Par Guillaume Perrault
L’interdiction du port de l’abaya dans les écoles publiques par le ministre de l’Éducation nationale, Gabriel Attal, est blâmée par l’extrême-gauche, qui crie à « l’islamophobie ». Cette accusation, dépourvue de sérieux, obtient pourtant un certain crédit dans une fraction de l’opinion. On mesure à cette occasion combien l’histoire de la France est oubliée. Car ce qu’ont subi les catholiques français entre 1880 et 1914, et en particulier sous le gouvernement d’Émile Combes (1902-1905), devrait inciter les défenseurs de l’abaya à plus de mesure dans l’expression.
Au début de la IIIe République, les républicains achèvent de prendre le contrôle des pouvoirs publics après l’élection de Jules Grévy à l’Élysée, qui succède au monarchiste Mac-Mahon (1879).
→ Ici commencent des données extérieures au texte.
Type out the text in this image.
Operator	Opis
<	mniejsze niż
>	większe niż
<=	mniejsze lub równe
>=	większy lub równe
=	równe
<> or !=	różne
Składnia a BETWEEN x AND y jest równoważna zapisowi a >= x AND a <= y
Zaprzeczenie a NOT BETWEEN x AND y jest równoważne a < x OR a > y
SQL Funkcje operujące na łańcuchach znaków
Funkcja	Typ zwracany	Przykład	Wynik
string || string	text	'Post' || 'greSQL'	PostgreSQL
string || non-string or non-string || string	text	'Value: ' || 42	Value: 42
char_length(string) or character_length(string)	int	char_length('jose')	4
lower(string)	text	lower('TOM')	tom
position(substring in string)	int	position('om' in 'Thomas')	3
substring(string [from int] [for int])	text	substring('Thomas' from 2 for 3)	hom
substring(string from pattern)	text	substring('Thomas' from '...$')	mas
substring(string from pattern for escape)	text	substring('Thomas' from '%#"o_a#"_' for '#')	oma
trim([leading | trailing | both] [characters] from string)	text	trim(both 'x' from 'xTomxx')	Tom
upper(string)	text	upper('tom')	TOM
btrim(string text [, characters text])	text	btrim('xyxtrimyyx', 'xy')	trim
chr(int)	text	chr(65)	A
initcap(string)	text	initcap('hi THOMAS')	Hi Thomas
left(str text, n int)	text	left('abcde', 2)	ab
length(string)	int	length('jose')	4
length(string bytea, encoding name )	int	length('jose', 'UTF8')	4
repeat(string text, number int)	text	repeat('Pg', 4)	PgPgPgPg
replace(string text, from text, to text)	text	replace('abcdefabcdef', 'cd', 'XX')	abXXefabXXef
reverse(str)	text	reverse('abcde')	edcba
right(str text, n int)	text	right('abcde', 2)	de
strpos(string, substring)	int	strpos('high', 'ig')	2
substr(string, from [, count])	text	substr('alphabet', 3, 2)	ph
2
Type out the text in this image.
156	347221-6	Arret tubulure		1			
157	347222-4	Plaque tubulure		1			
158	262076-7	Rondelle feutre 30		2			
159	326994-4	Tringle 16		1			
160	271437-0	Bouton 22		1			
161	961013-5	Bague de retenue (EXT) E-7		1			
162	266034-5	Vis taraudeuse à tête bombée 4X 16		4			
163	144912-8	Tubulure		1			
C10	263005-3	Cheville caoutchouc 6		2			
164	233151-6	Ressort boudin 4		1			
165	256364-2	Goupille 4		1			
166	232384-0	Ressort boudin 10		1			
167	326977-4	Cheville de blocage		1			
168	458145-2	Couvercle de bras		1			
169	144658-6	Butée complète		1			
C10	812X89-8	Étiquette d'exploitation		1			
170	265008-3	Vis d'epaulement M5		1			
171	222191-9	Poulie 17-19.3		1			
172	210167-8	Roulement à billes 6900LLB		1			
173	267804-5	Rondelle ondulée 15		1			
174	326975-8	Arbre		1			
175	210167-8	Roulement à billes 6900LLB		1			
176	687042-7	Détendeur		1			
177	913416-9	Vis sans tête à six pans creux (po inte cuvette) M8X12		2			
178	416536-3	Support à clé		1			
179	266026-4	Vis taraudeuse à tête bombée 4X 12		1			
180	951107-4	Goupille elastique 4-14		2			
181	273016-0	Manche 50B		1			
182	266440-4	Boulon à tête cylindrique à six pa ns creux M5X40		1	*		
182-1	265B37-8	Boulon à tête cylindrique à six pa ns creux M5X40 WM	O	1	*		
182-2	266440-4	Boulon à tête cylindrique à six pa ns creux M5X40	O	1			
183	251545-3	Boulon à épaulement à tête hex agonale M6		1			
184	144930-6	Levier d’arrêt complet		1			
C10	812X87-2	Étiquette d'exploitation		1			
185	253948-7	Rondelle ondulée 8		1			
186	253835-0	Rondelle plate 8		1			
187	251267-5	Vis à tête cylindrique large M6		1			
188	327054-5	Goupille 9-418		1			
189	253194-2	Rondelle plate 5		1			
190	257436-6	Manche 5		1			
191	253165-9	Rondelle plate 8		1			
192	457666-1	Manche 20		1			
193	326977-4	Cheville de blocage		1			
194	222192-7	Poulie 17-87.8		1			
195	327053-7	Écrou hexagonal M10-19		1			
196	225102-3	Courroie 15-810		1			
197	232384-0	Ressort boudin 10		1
Or les républicains vont considérer les catholiques comme des ennemis de l’intérieur. Ceux-ci, certes, étaient souvent des monarchistes de regret, qui avaient soutenu le Second Empire (malgré de fortes tensions liées au concours apporté par Napoléon III à l’unité italienne, qui menaçait l’existence des États Pontificaux). Mais les catholiques étaient aussi, dans leur grande majorité, tout simplement conservateurs et respectueux de la légalité.
À partir de 1879, deux politiques des républicains à l’égard des catholiques doivent être distinguées. La première vise à soustraire la vie publique et sociale à toute influence religieuse. La célèbre loi de décembre 1905 sur la séparation de l’Église et de l’Étatreprésente l’aboutissement de ce dessein. Mais pour atteindre cet objectif, et pour réduire l’influence du catholicisme en France de façon plus générale, les républicains n’ont pas hésité à mettre en œuvre des mesures d’exception portant gravement atteinte aux droits des catholiques en tant que citoyens, et justifiées par un discours de salut public hérité de la Révolution française dans sa période jacobine.
Les mesures d’exclusion à l’encontre des catholiques se manifestent d’abord dans la vie politique. Pendant plus de 35 ans (1879-1915), une règle implicite interdit à un catholique pratiquant de devenir ministre, alors qu’il s’agit de la religion de la grande masse des Français à l’époque. Il faudra la Grande Guerre pour que cesse cet ostracisme. Encore les républicains ne se sont-ils résignés à faire siéger un catholique (Denys Cochin, le père du grand historien Augustin Cochin) au Conseil des ministres qu’en octobre 1915, une fois l’illusion d’une victoire rapide dissipée, alors que les socialistes révolutionnaires (Jules Guesde, Marcel Sembat) avaient eu cet honneur dès août 1914. Et les portefeuilles ministériels confiés à Denys Cochin sont restés assez modestes.
À la Chambre des députés, pendant la « Belle Époque », siègent certes des catholiques. Citons la haute figure d’Albert de Mun, qui a voué une partie de sa vie à la question sociale, ou l’abbé Lemire, promoteur des jardins ouvriers. Mais les députés catholiques ralliés à la République en 1892 à la demande du pape Léon XIII et que le modéré Jules Méline, chef du gouvernement de 1896 à 1898, cherche à ménager, restent regardés avec suspicion par la gauche.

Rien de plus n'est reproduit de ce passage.